Also had the feeling of being kept hidden

152 replies

wishingwaslucky · 02/11/2022 10:56

I read on here recently a thread about a woman whose DH wasn't inviting her to social events and that she felt she was being kept hidden.
I wanted to summarise my own situation in case it helps at all.
Some while ago now I posted a similar question to this forum. With my DH he seemed to be avoiding being seen with me, but only in my home town. He was quite happy for us to be out together, at pubs and restaurants and outdoor activities, but only in other parts of the country/abroad.
At the time MN came up with various suggestions as to why this might be happening.
I worked methodically through each one and discounted them. For example.
I hadn't changed my appearance or put on weight, so could rule out him being ashamed of me.
He hadn't developed depression, or agoraphobia or similar because we still went together to shopping centres in neighbouring counties, pubs and restaurants further afield and on holiday overseas.
It wasn't that he was bored with the home town because it is one of the more beautiful in the UK, with plenty to do and see.
Having eliminated options, I engineered a situation where he had no choice really but to walk with me through the main shopping area of my home town during the day. It felt crazy that we hadn't really done that for probably about ten years.
He seemed edgy, walked quickly, got to a certain point, then exclaimed 'you don't really need me with you to do XYZ do you? I'll go back to work' (he's self-employed so wasn't under any time limit). He promptly turned round and basically left me standing in the middle of a shopping area.
I still haven't got to the bottom of this, but my only conclusion is that there must be someone who could potentially be in the area and that he does not want to bump into them whilst with me.
This is the only logical conclusion.

OP posts:
Tillynoodle · 06/11/2022 13:57

I think he cried with relief that you hadn’t stumbled upon the truth. He’s tense with guilt.
Pursue the woman who looked you up and down. She knows more than you do; despite his denial he knows her well.

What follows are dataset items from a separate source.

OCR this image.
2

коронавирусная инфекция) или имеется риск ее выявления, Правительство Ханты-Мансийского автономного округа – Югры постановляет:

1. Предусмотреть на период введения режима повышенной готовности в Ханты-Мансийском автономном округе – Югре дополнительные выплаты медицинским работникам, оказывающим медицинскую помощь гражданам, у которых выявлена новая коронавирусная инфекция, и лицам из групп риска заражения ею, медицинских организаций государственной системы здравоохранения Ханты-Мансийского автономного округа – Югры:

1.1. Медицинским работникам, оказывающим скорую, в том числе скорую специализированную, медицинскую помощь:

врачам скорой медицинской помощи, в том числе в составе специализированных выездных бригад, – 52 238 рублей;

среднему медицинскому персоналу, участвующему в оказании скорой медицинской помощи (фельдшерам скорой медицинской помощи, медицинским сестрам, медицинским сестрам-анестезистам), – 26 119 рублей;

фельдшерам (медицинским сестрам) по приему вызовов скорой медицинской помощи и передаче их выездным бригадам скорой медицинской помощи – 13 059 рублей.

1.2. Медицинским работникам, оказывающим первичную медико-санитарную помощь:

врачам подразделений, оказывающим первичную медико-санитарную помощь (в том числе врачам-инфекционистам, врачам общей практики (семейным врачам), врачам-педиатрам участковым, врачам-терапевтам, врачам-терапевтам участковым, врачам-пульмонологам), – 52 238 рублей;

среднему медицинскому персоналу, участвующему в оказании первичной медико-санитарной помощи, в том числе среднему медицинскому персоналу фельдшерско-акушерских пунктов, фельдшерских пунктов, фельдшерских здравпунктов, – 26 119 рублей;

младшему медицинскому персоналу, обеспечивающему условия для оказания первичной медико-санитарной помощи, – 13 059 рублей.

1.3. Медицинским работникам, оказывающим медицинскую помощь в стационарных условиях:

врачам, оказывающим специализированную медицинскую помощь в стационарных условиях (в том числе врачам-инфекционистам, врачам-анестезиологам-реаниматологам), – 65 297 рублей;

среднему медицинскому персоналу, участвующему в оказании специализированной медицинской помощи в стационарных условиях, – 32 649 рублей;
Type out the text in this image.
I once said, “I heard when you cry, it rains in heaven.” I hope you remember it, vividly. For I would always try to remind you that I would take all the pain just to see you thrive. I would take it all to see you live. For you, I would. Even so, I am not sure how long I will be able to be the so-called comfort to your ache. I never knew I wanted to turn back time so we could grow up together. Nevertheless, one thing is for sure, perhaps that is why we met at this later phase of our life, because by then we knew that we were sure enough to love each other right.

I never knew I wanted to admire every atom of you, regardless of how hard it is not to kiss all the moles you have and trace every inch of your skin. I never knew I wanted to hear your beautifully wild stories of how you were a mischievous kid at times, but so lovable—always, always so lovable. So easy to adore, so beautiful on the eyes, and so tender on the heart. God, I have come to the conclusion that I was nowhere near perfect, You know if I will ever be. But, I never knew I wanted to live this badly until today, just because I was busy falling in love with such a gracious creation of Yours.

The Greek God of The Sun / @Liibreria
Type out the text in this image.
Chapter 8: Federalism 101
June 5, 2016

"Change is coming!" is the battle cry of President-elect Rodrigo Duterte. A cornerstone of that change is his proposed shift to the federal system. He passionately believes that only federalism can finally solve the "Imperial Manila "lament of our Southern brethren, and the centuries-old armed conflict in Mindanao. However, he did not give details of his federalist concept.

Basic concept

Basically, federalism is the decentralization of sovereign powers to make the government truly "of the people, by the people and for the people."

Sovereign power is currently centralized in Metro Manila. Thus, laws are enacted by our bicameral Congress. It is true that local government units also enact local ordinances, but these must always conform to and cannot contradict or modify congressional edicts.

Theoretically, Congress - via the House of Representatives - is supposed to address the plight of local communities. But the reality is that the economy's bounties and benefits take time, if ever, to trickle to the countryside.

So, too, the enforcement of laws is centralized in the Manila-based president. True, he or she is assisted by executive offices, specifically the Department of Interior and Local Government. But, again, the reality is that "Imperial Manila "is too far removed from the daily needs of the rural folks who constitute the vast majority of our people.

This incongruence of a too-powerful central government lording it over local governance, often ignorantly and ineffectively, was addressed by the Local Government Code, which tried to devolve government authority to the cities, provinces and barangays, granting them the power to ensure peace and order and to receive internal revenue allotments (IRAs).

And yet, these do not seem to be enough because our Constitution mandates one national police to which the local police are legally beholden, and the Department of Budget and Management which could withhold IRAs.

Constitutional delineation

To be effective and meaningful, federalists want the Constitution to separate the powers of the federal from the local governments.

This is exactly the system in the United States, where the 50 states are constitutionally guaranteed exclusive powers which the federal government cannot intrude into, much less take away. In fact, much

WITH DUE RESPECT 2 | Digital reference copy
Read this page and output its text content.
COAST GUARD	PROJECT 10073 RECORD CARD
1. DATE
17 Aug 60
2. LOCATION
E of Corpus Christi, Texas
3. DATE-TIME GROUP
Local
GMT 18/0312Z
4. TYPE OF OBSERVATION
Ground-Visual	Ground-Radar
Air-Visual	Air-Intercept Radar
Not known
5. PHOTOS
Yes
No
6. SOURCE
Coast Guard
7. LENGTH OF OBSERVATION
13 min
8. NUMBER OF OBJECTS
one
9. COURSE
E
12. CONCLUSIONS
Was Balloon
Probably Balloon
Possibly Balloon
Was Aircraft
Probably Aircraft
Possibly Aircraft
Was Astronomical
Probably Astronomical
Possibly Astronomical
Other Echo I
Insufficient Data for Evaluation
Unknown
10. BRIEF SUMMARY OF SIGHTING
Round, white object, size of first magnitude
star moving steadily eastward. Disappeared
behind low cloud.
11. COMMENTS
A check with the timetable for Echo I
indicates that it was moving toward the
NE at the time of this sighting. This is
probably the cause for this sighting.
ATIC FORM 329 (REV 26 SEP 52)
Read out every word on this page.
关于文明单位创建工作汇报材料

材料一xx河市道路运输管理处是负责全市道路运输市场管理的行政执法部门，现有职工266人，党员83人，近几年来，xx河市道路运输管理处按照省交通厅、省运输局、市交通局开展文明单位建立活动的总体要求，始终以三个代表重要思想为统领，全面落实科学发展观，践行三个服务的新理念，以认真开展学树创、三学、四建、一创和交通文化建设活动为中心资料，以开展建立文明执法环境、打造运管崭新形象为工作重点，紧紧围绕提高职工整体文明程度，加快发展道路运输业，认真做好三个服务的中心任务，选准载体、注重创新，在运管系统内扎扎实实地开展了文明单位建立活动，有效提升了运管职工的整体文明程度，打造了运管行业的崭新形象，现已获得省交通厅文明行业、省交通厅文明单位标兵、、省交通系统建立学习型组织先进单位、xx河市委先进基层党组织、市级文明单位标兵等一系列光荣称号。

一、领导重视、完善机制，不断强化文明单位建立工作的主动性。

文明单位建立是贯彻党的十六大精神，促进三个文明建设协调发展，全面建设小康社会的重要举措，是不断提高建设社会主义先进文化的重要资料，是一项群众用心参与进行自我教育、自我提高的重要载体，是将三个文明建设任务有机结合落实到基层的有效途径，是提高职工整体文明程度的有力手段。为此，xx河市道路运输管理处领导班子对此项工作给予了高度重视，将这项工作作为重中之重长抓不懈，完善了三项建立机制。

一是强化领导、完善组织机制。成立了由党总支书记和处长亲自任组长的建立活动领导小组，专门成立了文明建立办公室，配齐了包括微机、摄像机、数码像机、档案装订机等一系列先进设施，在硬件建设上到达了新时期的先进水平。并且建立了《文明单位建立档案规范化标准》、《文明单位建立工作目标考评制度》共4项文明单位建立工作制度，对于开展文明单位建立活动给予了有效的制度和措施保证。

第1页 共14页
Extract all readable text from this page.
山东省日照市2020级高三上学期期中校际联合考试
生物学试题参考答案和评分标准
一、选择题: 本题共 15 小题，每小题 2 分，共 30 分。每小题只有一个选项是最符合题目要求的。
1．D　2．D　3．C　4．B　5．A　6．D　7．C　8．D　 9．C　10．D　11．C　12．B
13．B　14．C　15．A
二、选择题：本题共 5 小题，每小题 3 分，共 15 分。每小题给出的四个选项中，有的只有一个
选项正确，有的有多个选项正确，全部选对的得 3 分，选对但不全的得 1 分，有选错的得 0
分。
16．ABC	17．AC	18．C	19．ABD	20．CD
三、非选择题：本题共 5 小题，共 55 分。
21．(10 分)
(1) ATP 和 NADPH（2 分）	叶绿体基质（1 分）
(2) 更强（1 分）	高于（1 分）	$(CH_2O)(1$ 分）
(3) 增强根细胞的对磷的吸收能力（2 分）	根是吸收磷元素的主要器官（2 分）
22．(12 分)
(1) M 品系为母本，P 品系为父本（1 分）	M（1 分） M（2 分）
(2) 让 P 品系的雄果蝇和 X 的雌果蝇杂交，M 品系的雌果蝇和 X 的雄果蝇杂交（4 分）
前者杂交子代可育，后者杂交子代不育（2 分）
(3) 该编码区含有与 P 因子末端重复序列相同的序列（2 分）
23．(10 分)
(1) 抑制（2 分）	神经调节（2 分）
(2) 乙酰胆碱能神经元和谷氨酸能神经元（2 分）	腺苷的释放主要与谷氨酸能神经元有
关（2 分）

Quite possibly she holds the key.
I hope he hasn’t bad-mouthed you, that it’s not as bad as it looks and it can be resolved.

something2say · 06/11/2022 16:43

I wonder - is he a police officer and there is someone who threatened you, his wife, and he doesn't want to be seen with you in front of town scallies, or tell you that there has been a threat? The crying and 'is THAT what you thought?' would add up?

pastabakeonaplate · 06/11/2022 16:46

Get a PI

Findmeintheshed · 07/11/2022 08:21

The thing that strikes me about this thread and the other thread is that both women seem to be intelligent, they know something very dodgy is going on, but they are also very passive and not able to make decisions or take action.
I guess they know once the big secret is revealed (Homosexuality/affairs/another family/gambling etc) then their lives will never be the same, even if they stay with their husbands.
I personally would still want to know.

Tillynoodle · 07/11/2022 08:38

once the big secret is revealed…then their lives will never be the same
Agreed. Fear and the idea of change don’t sit comfortably, plus there’s the uncertainty and self-doubt which freeze people into inertia.

Definitelycross · 07/11/2022 09:17

Findmeintheshed · 07/11/2022 08:21

The thing that strikes me about this thread and the other thread is that both women seem to be intelligent, they know something very dodgy is going on, but they are also very passive and not able to make decisions or take action.
I guess they know once the big secret is revealed (Homosexuality/affairs/another family/gambling etc) then their lives will never be the same, even if they stay with their husbands.
I personally would still want to know.

Or, it could be, as it was with me, that you've been gaslit for so many years that you don't know which way is up.

You question yourself on everything.

With me it was never a fear of change. It was being made to feel like you're going crazy and imagining or projecting things that aren't there. Particularly if they are still at the stage of 'loving' you.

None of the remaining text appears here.